"Après l'accouchement, la séparation du bébé du corps de la mère doit être nulle"

Sílvia Díez

Néonatologiste, spécialisé en neurosciences périnatales. Ses recherches sur le contact peau à peau ont révolutionné les soins aux prématurés.

Nils Bergman est l'un des principaux chercheurs sur les effets sur la neuroplasticité cérébrale du nouveau-né dans les mille premières minutes de vie, expériences qui déterminent sa santé physique et mentale ainsi que celle de sa mère.

Ce néonatologiste suédois installé en Afrique, où il travaille comme missionnaire à l'hôpital du Cap en Afrique du Sud, a découvert que la survie des bébés prématurés lorsqu'ils étaient laissés au sein de leur mère augmentait de 50% par rapport à ceux qui sont restés. dans les incubateurs, entre autres, parce que cet isolement a déclenché un stress toxique chez le nouveau-né.

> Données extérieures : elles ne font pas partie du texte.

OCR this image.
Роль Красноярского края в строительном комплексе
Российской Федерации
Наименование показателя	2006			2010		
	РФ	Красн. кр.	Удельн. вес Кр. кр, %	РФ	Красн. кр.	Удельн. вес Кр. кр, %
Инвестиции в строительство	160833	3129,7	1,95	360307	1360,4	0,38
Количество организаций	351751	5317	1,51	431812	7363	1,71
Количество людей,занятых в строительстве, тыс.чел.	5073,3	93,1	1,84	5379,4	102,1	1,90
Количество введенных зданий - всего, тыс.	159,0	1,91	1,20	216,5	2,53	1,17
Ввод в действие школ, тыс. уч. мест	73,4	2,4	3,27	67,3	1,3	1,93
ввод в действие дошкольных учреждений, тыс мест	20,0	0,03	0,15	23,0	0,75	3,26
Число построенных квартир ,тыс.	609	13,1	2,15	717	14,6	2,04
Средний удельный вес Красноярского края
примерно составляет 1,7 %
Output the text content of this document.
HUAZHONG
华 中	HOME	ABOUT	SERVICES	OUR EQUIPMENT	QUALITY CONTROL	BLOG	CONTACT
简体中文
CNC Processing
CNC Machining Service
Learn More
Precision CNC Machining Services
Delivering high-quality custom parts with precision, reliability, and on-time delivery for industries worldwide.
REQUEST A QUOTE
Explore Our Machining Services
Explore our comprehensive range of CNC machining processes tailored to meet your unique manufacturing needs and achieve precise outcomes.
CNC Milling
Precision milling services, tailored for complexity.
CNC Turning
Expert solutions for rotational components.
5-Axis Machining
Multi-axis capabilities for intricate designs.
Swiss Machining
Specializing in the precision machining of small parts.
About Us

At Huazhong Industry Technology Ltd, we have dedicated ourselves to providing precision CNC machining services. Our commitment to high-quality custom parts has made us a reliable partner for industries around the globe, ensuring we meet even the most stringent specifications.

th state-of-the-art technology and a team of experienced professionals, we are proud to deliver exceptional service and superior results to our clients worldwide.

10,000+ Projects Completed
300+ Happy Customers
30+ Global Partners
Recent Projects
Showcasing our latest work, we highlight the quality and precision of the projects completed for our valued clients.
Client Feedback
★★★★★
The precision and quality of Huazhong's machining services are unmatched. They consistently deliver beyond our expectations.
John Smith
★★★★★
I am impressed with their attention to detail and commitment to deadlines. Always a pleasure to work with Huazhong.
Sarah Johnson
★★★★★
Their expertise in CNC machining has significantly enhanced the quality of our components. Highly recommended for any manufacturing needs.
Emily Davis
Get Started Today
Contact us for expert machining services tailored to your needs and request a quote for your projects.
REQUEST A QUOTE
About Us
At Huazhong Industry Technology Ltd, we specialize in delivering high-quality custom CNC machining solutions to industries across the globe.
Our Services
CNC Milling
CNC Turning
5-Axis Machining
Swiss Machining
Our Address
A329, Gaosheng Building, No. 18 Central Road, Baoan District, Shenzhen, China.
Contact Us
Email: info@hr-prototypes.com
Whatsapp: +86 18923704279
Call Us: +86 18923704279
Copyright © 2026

Le corps de la mère est l'habitat naturel du nouveau-né et rester en contact avec lui permet une bonne régulation de la température corporelle, de la fréquence cardiaque, de la respiration et un ajustement de la fréquence cérébrale du bébé avec celle de la mère.

En tant que mammifères que nous sommes, le créateur de la méthode peau-à-peau - également connue sous le nom de soins kangourou - garantit que nous devons être proches du corps de la mère pour que des programmes épigénétiques intelligents responsables du développement de la neuroplasticité cérébrale et de la configuration hormonale, à la fois de la mère et du bébé ; mécanismes dont les effets durent dans le temps. Ce même contact amène le comportement du bébé à stimuler la lactation chez la mère et libère de l'ocytocine, l'hormone de liaison.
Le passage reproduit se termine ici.